Una interessante pronuncia della Corte di Cassazione fornisce chiarimenti sul concorso di colpa dello psichiatra il cui paziente commette un omicidio

Se il paziente commette un omicidio ma è in cura da uno psichiatra, il professionista quali rischi corre? Si rischia la sussistenza del concorso colposo?

A queste domande ha risposto la Corte di Cassazione con la sentenza n. 28187 del 2017, fornendo delle importantissime precisazioni.

La sussistenza di una responsabilità penale, in capo a un medico psichiatra il cui paziente commette un omicidio è un tema assai delicato.

Per tali ragioni, la sentenza in commento risulta molto interessante.

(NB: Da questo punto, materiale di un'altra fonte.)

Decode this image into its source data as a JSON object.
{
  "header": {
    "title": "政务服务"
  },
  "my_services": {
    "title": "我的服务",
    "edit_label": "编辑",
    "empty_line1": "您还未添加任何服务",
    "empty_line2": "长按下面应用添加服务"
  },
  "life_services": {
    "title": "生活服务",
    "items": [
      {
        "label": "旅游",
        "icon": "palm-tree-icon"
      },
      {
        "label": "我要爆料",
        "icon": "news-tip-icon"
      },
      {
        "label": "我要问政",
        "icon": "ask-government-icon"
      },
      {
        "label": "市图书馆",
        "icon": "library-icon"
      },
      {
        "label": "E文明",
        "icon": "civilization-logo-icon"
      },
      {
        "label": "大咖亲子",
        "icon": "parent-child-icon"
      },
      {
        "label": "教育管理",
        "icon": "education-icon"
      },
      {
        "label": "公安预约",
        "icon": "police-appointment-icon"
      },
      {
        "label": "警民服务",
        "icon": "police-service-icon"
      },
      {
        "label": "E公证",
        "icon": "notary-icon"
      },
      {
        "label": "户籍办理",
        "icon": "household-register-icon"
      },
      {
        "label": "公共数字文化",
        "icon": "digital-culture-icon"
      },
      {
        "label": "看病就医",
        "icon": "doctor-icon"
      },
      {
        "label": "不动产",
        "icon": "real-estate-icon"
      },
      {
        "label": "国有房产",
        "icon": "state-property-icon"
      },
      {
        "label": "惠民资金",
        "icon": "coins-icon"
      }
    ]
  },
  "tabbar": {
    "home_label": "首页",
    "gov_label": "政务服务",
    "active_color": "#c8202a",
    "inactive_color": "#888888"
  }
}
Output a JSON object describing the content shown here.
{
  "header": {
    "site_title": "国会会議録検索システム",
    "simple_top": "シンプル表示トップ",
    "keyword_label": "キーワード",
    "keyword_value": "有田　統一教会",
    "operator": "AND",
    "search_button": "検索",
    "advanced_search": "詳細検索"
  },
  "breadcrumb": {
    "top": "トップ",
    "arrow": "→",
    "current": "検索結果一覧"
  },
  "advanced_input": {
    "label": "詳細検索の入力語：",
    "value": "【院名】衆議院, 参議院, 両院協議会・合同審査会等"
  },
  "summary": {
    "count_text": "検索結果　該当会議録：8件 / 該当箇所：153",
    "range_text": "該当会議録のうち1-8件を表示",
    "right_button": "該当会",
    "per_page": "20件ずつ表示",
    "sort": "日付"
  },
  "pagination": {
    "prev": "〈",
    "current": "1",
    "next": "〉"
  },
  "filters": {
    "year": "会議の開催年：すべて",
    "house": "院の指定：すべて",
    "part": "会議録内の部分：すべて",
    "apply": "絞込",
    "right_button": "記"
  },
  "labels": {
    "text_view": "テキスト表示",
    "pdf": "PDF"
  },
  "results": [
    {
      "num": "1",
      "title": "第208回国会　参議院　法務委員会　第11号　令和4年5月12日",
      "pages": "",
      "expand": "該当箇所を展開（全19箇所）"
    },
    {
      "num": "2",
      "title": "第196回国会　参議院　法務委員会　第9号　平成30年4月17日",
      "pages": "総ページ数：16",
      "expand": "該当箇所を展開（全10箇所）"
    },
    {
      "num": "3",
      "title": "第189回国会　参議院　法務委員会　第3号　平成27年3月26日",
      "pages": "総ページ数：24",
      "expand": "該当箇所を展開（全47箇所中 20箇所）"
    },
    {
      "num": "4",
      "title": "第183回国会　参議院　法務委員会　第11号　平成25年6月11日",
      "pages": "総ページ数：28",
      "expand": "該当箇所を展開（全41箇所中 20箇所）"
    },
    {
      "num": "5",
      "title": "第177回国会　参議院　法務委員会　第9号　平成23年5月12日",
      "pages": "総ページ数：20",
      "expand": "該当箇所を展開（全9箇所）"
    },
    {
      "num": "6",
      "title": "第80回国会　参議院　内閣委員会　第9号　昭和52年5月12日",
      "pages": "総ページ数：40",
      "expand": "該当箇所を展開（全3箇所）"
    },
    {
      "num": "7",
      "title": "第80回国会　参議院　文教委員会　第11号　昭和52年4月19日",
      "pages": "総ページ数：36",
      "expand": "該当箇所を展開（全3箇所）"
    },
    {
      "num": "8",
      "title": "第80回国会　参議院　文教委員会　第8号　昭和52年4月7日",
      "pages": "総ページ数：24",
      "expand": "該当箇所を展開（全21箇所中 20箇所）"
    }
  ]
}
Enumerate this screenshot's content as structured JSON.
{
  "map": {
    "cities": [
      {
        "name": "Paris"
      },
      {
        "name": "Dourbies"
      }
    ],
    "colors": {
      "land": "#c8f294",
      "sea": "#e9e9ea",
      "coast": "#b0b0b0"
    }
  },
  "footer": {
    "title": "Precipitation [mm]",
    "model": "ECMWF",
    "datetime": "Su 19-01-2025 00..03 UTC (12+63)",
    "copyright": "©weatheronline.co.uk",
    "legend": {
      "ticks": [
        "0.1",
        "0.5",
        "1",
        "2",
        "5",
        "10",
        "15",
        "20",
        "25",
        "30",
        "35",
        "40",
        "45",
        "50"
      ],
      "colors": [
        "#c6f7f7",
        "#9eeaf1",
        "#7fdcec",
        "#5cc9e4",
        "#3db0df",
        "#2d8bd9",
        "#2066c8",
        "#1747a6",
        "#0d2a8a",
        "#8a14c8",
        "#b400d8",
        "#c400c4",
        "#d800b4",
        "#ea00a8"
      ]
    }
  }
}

Anche e soprattutto in relazione alla riforma legislativa dettata dalla legge n. 24 del 2017 (C.d. legge Gelli- Bianco) in tema di responsabilità medica.

La vicenda

Nel caso di specie, gli Ermellini si sono pronunciati sul caso di un paziente psichiatrico, dalla lunga storia clinica caratterizzata da abuso di sostanze, attacchi di rabbia e da un fallito tentativo di suicidio, a seguito del quale ha riportato gravi lesioni.

Nel 1998, l’uomo ha assassinato la propria fidanzata. Dopo l’omicidio, è stato inserito in un piano riabilitativo con residenza in una struttura a bassa soglia assistenziale.

Durante la sua permanenza, però, il paziente ha ucciso ancora.

Al medico che lo seguiva, in quanto psichiatra di riferimento del piano riabilitativo, in sede penale sono state contestate le scelte terapeutiche.

In particolare, al professionista si contestava il passaggio dal regime di internamento a quello della libertà vigilata, oltre alla riduzione del trattamento farmacologico.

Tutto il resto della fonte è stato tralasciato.